The foodservice sector is fascinating as it deals with two big human passions, food and art, combining it with more serious areas such as technology and economy. It is a vast realm where everybody can find something that interests them.
I couldn’t decide for years what I wanted to be when I grew up. As a child I loved to read, I wrote poetry, played piano, danced and loved nature. Today I still do all that, but as hobbies. I found my fulfilment in the foodservice world.
In 1986 I was working as an interior designer, specialising in hotel design, so the area of foodservice was familiar to me. In 1996 I opened my own firm and moved into consultancy. Then in 2002 I met my husband, who, at that time, managed one of Israel’s big foodservice firms.
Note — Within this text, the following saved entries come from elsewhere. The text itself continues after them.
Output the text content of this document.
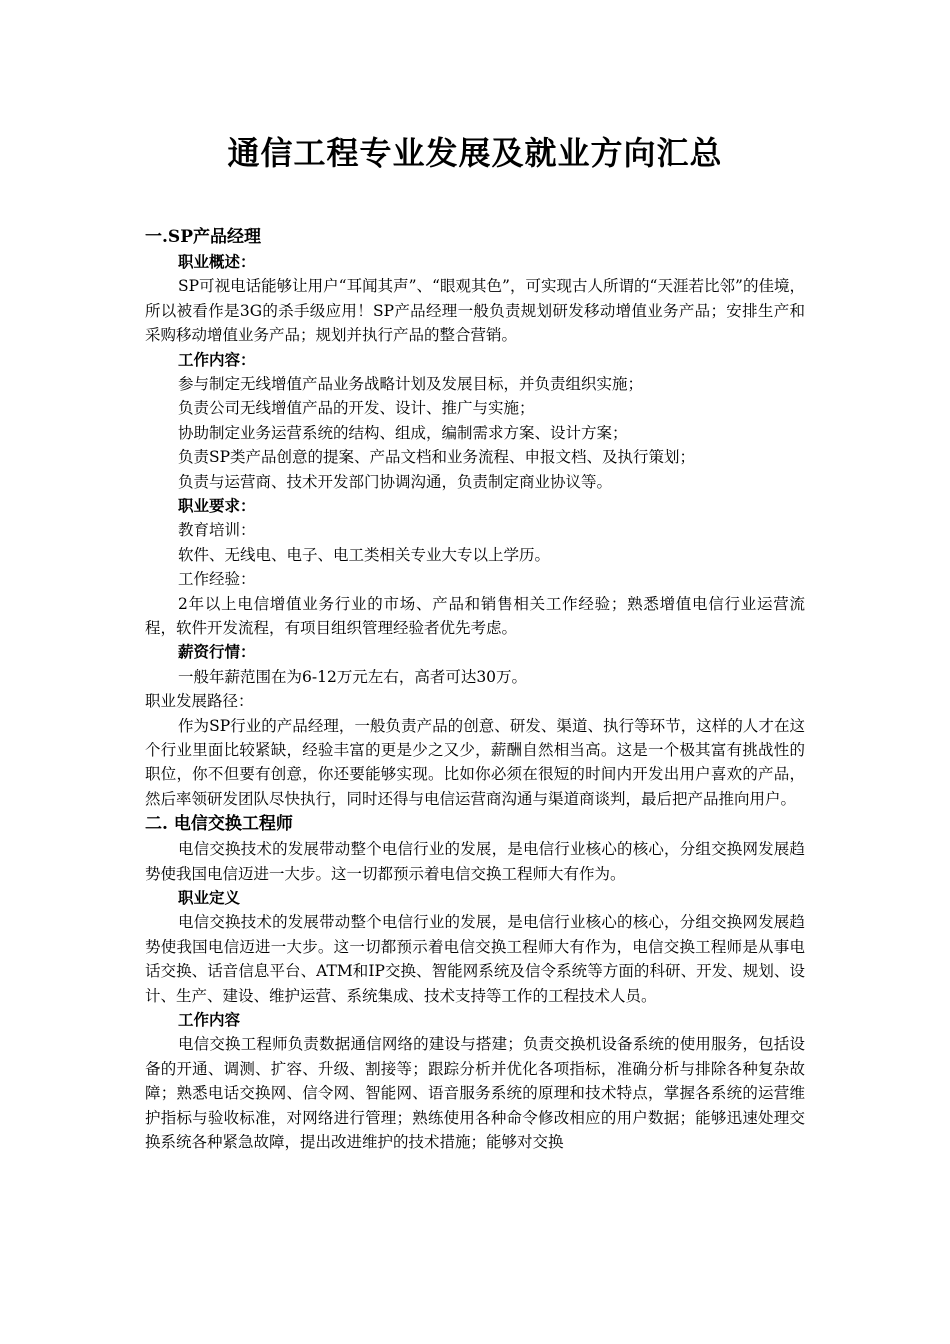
通信工程专业发展及就业方向汇总
一.SP产品经理
职业概述：
SP可视电话能够让用户“耳闻其声”、“眼观其色”，可实现古人所谓的“天涯若比邻”的佳境，所以被看作是3G的杀手级应用！SP产品经理一般负责规划研发移动增值业务产品；安排生产和采购移动增值业务产品；规划并执行产品的整合营销。
工作内容：
参与制定无线增值产品业务战略计划及发展目标，并负责组织实施；
负责公司无线增值产品的开发、设计、推广与实施；
协助制定业务运营系统的结构、组成，编制需求方案、设计方案；
负责SP类产品创意的提案、产品文档和业务流程、申报文档、及执行策划；
负责与运营商、技术开发部门协调沟通，负责制定商业协议等。
职业要求：
教育培训：
软件、无线电、电子、电工类相关专业大专以上学历。
工作经验：
2年以上电信增值业务行业的市场、产品和销售相关工作经验；熟悉增值电信行业运营流程，软件开发流程，有项目组织管理经验者优先考虑。
薪资行情：
一般年薪范围在为6-12万元左右，高者可达30万。
职业发展路径：
作为SP行业的产品经理，一般负责产品的创意、研发、渠道、执行等环节，这样的人才在这个行业里面比较紧缺，经验丰富的更是少之又少，薪酬自然相当高。这是一个极其富有挑战性的职位，你不但要有创意，你还要能够实现。比如你必须在很短的时间内开发出用户喜欢的产品，然后率领研发团队尽快执行，同时还得与电信运营商沟通与渠道商谈判，最后把产品推向用户。
二. 电信交换工程师
电信交换技术的发展带动整个电信行业的发展，是电信行业核心的核心，分组交换网发展趋势使我国电信迈进一大步。这一切都预示着电信交换工程师大有作为。
职业定义
电信交换技术的发展带动整个电信行业的发展，是电信行业核心的核心，分组交换网发展趋势使我国电信迈进一大步。这一切都预示着电信交换工程师大有作为，电信交换工程师是从事电话交换、话音信息平台、ATM和IP交换、智能网系统及信令系统等方面的科研、开发、规划、设计、生产、建设、维护运营、系统集成、技术支持等工作的工程技术人员。
工作内容
电信交换工程师负责数据通信网络的建设与搭建；负责交换机设备系统的使用服务，包括设备的开通、调测、扩容、升级、割接等；跟踪分析并优化各项指标，准确分析与排除各种复杂故障；熟悉电话交换网、信令网、智能网、语音服务系统的原理和技术特点，掌握各系统的运营维护指标与验收标准，对网络进行管理；熟练使用各种命令修改相应的用户数据；能够迅速处理交换系统各种紧急故障，提出改进维护的技术措施；能够对交换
Suddenly I found an area that ticks all the boxes of what I live to do – art and design, food, technology and machinery, economy and business, consumer behaviour and much more.
Five years ago, my love of mother earth led me to pursue my second degree in sustainability and I immediately understood the importance of this subject to the foodservice sector.
FCSI is the only society for foodservice professionals around the world. Many places demand FCSI membership as a sign of professionalism.
The biggest challenge for the sector right now is sustainability. I am currently writing specifications for the biggest cities in Israel to remove all the disposable dishes from schools and kindergartens and replace them with reusable dishes and dishwashers. It is not a choice anymore, it is a must.
I’ve had many teachers. My mother taught me to be precise and meticulous. From my professors at the Porter School of Environmental Studies at Tel Aviv University I learnt about the global environmental crisis, but the most important lesson I learnt was from Mahatma Gandhi – the lesson of love to all.
I’m easily bored so I need to move around and change the scenery. My best relaxation is visiting my grandchildren.